Summary Description of a Listed Buildings


Reference Number
25784
Building Number
 
Grade
II  
Status
Designated  
Date of Designation
27/09/2001  
Date of Amendment
27/09/2001  
Name of Property
Parlour Farmhouse  
Address
 

Location


Unitary Authority
Monmouthshire  
Community
Mitchel Troy  
Town
Monmouth  
Locality
Dingestow  
Easting
344299  
Northing
212069  
Street Side
 
Location
About 2.2km NW of the church of St Dingat, in a very isolated position at the end of a long farm track curving NW off the N side of a minor road. It is in a sheltered hollow near the Nant Ffin brook, and about 1km SW of the site of Parc Grace Dieu.  

Description


Broad Class
Domestic  
Period
 

History
The name, proximity to the site of Parc Grace Dieu, and the high quality of surviving features, suggest a possible association with the monastic community. Fox & Raglan suggested two closely succeeding phases of addition to an earlier house, then demolished, but the building can also be interpreted on its own terms without either hypothesis. Modernised since their survey (in 1943), losing some of the features which then existed. It contains interesting evidence of what Fox & Raglan called a "house-within-a-house".  

Exterior
Very thick rubble walls (almost 1m) now rendered and roughcast; blue slate roofs on 2 levels; red brick chimneys. The plan has 2 elements: a "hall" range on a roughly N-S axis, originally of 2 unequal cells, with a much taller 1-unit, 2½-storey parlour wing at its S end projecting slightly to the E; plus a lean-to at the N gable and another lean-to wrapped round the E gable of the parlour wing (each containing a modern doorway and modern windows).
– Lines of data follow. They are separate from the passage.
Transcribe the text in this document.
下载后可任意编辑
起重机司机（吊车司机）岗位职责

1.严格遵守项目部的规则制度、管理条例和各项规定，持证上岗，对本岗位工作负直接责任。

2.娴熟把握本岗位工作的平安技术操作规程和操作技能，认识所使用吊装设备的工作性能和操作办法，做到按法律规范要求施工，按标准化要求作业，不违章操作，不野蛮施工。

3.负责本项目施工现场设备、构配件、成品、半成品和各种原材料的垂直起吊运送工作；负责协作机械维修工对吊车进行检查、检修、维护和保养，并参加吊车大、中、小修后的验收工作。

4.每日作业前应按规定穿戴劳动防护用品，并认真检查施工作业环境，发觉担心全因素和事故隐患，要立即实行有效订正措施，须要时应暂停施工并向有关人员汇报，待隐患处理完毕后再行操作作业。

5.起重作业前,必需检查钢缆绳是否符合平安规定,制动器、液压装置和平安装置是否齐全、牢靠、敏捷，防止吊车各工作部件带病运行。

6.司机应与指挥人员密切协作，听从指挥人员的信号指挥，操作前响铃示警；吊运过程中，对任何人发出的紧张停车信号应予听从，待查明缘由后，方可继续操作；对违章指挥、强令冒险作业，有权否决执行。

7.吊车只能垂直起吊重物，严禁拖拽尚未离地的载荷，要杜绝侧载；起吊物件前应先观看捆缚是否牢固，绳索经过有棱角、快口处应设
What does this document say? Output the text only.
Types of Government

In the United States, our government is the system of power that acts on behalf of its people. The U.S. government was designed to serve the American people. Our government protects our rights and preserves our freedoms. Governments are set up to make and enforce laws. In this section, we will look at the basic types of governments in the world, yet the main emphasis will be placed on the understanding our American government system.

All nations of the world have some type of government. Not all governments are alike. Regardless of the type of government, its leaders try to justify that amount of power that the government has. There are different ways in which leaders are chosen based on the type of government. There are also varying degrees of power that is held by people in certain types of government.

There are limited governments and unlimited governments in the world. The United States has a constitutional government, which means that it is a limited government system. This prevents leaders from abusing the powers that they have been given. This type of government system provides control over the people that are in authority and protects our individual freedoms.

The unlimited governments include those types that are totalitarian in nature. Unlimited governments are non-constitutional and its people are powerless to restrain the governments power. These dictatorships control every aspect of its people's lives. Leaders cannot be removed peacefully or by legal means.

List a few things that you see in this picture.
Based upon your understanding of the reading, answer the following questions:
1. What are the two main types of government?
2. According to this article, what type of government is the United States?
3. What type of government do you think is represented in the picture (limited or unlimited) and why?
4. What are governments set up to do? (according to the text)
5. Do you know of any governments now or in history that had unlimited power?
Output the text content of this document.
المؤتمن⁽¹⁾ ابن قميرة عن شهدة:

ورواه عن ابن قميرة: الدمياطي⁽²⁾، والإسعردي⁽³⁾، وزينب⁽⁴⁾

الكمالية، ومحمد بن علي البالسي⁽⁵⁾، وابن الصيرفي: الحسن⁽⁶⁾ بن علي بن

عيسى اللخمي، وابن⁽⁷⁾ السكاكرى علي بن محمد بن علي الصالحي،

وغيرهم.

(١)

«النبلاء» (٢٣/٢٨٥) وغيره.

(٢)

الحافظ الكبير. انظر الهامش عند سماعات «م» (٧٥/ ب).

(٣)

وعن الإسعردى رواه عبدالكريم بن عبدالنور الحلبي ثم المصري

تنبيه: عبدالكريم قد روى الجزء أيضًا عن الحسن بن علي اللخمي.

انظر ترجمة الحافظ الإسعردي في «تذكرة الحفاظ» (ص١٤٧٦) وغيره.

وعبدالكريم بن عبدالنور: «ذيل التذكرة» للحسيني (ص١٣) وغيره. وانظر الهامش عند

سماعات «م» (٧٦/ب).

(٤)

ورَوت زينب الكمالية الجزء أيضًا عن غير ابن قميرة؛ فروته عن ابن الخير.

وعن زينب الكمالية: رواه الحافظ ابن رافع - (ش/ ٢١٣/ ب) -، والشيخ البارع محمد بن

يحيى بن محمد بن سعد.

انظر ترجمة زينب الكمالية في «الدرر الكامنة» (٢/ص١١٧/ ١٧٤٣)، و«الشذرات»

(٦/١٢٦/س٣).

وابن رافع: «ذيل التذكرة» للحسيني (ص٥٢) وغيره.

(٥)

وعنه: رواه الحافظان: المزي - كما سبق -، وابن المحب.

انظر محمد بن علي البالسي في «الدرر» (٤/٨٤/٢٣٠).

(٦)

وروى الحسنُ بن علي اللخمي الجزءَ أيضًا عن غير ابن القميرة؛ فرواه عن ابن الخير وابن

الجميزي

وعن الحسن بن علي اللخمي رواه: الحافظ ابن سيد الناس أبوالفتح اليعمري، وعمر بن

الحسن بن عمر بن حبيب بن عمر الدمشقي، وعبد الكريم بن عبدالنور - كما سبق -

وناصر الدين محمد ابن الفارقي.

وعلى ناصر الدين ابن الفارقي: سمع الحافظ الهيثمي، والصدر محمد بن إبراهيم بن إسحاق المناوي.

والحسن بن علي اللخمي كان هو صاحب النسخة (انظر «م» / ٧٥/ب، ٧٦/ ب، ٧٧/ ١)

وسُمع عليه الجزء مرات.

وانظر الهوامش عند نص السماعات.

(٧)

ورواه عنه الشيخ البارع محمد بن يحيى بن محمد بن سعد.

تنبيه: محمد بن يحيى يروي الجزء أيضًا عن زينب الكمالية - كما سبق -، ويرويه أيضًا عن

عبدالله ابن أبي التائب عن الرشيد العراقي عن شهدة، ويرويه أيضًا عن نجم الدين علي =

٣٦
The surviving features of historical interest are wooden mullioned windows in the parlour wing: in the S elevation: one of 6 lights at ground floor and one of 2 lights at 1st floor; and in the W gable wall, one of 7 lights at ground floor and one of 2 lights offset left at 1st floor. All have wooden lintels and deeply-recessed moulded mullions, and those at ground floor have moulded surrounds. (Plate XIVd of Fox & Raglan vol.2 shows a W gable chimney and 2 small attic windows, but the chimney has been removed and the 2 windows have been replaced by a single modern window in the centre of the gable. Also, wooden mullioned windows of 6 and 4 lights at ground floor of the W side of the hall range at the time of their survey have been replaced with modern glazing.) There is a small chimney at the N gable of the hall range and another at the E gable of the wing.  

Interior
The hall range was originally partitioned to form a "hall" with a small "inner room" at its S end, as indicated by an undecorated lateral beam where the partition would have been. A central lateral beam and a half-beam close to the N gable wall survive, together with a full set of original ceiling joists, all with rich run-out moulding. In the SE corner of this range is a massive Tudor-arched oak doorway with chamfered surround and original plank door with applied vertical moulding, opening into the parlour, from which it was originally lockable with a draw bar, as a slot for this indicates. (This appears to be evidence of a "house-within-a-house", enabling the family to separate themselves from inferior members of the household.) The parlour has 3 lateral beams with run-out moulding like those in the hall range, but a ceiling now conceals the joists. A very thick E gable wall contains a hearth (now concealed) and formerly contained a mural staircase in the SE corner. Built into the SW corner, and extending beneath both windows, is an L-shaped panelled-back settle. The chamber above was reported by Fox & Raglan to contain a lateral beam with running-vine decoration.  

Reason for designation
Included as an interesting C16 house of modest proportions still containing original features of high quality.